There has been progress in expanding some telehealth already, including through addressing coverage and payment for live video interactions in state Medicaid programs. Still, providers face hurdles in integrating the full range of telehealth options for their patients. To truly move the needle on virtual SRH access, payers and policymakers must:
- Remove unnecessary requirements, such as policies requiring patients to visit a provider in person before beginning telehealth and restricting telehealth coverage to specific services.
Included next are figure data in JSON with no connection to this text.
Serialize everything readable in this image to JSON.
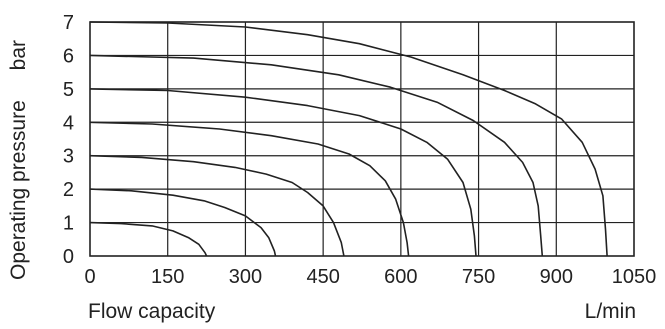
{
  "chart_data": {
    "type": "line",
    "xlabel": "Flow capacity",
    "xunit": "L/min",
    "ylabel": "Operating pressure",
    "yunit": "bar",
    "xlim": [
      0,
      1050
    ],
    "ylim": [
      0,
      7
    ],
    "xticks": [
      "0",
      "150",
      "300",
      "450",
      "600",
      "750",
      "900",
      "1050"
    ],
    "yticks": [
      "0",
      "1",
      "2",
      "3",
      "4",
      "5",
      "6",
      "7"
    ],
    "grid": true,
    "series": [
      {
        "x": [
          0,
          60,
          120,
          160,
          190,
          210,
          222,
          225
        ],
        "y": [
          1,
          0.97,
          0.9,
          0.75,
          0.55,
          0.35,
          0.1,
          0
        ]
      },
      {
        "x": [
          0,
          80,
          160,
          220,
          260,
          300,
          330,
          345,
          356,
          358
        ],
        "y": [
          2,
          1.95,
          1.82,
          1.65,
          1.45,
          1.2,
          0.85,
          0.55,
          0.15,
          0
        ]
      },
      {
        "x": [
          0,
          100,
          200,
          280,
          340,
          390,
          420,
          450,
          470,
          485,
          490
        ],
        "y": [
          3,
          2.95,
          2.82,
          2.65,
          2.45,
          2.2,
          1.9,
          1.5,
          1.0,
          0.4,
          0
        ]
      },
      {
        "x": [
          0,
          120,
          250,
          350,
          440,
          500,
          540,
          570,
          590,
          605,
          612,
          615
        ],
        "y": [
          4,
          3.95,
          3.8,
          3.6,
          3.35,
          3.05,
          2.7,
          2.25,
          1.7,
          1.0,
          0.4,
          0
        ]
      },
      {
        "x": [
          0,
          150,
          300,
          420,
          520,
          600,
          650,
          690,
          720,
          735,
          742,
          745
        ],
        "y": [
          5,
          4.95,
          4.75,
          4.5,
          4.2,
          3.8,
          3.4,
          2.9,
          2.2,
          1.4,
          0.6,
          0
        ]
      },
      {
        "x": [
          0,
          200,
          350,
          480,
          580,
          670,
          740,
          800,
          835,
          855,
          865,
          870,
          873
        ],
        "y": [
          6,
          5.92,
          5.72,
          5.42,
          5.05,
          4.6,
          4.05,
          3.4,
          2.8,
          2.2,
          1.5,
          0.6,
          0
        ]
      },
      {
        "x": [
          0,
          150,
          300,
          420,
          520,
          620,
          720,
          800,
          860,
          910,
          950,
          975,
          990,
          995,
          998
        ],
        "y": [
          7,
          6.97,
          6.85,
          6.62,
          6.35,
          5.95,
          5.42,
          4.95,
          4.55,
          4.1,
          3.4,
          2.6,
          1.8,
          0.8,
          0
        ]
      }
    ]
  }
}
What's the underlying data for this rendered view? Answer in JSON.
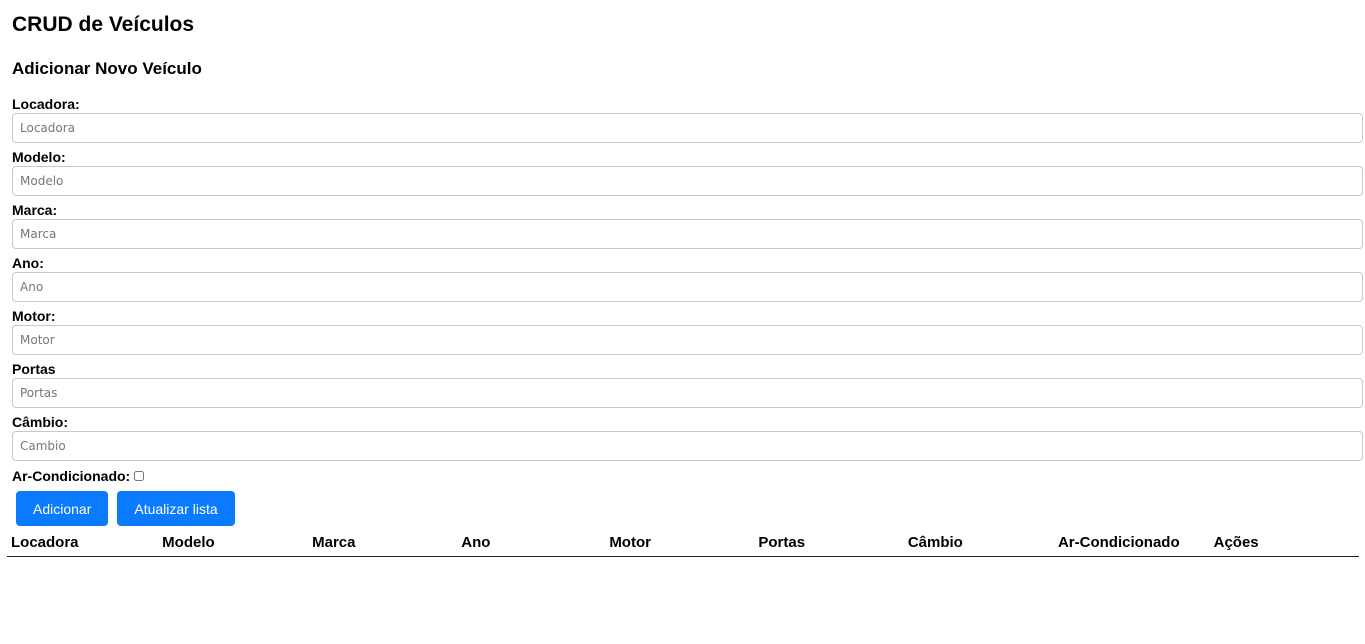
{
  "page": {
    "title": "CRUD de Veículos",
    "subtitle": "Adicionar Novo Veículo"
  },
  "form": {
    "fields": [
      {
        "label": "Locadora:",
        "placeholder": "Locadora",
        "value": ""
      },
      {
        "label": "Modelo:",
        "placeholder": "Modelo",
        "value": ""
      },
      {
        "label": "Marca:",
        "placeholder": "Marca",
        "value": ""
      },
      {
        "label": "Ano:",
        "placeholder": "Ano",
        "value": ""
      },
      {
        "label": "Motor:",
        "placeholder": "Motor",
        "value": ""
      },
      {
        "label": "Portas",
        "placeholder": "Portas",
        "value": ""
      },
      {
        "label": "Câmbio:",
        "placeholder": "Cambio",
        "value": ""
      }
    ],
    "ac_label": "Ar-Condicionado:",
    "ac_checked": false,
    "add_button": "Adicionar",
    "refresh_button": "Atualizar lista"
  },
  "table": {
    "headers": [
      "Locadora",
      "Modelo",
      "Marca",
      "Ano",
      "Motor",
      "Portas",
      "Câmbio",
      "Ar-Condicionado",
      "Ações"
    ]
  },
  "colors": {
    "button_bg": "#0a7bff",
    "input_border": "#c8c8c8"
  }
}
- Ensure equitable reimbursement for the full range of telehealth models to enable providers to sustainably offer audio-only and asynchronous options to patients who need sensitive services.
- Expand provider capacity amid a health care provider shortage compounded by rising burnout by expanding telehealth provider flexibilities — including abandoning Medicaid’s “four walls rule,” which requires some providers to deliver (or patients to receive) telehealth services while physically located in a health center.
- Invest in frontline telehealth providers who often provide a 360-degree approach to care, maintaining both a virtual platform and brick-and-mortar health care access. These provider types also typically offer sliding scale payment policies and contract with a comprehensive range of health care payers, including Medicaid payers, to ensure everyone can access the care they need.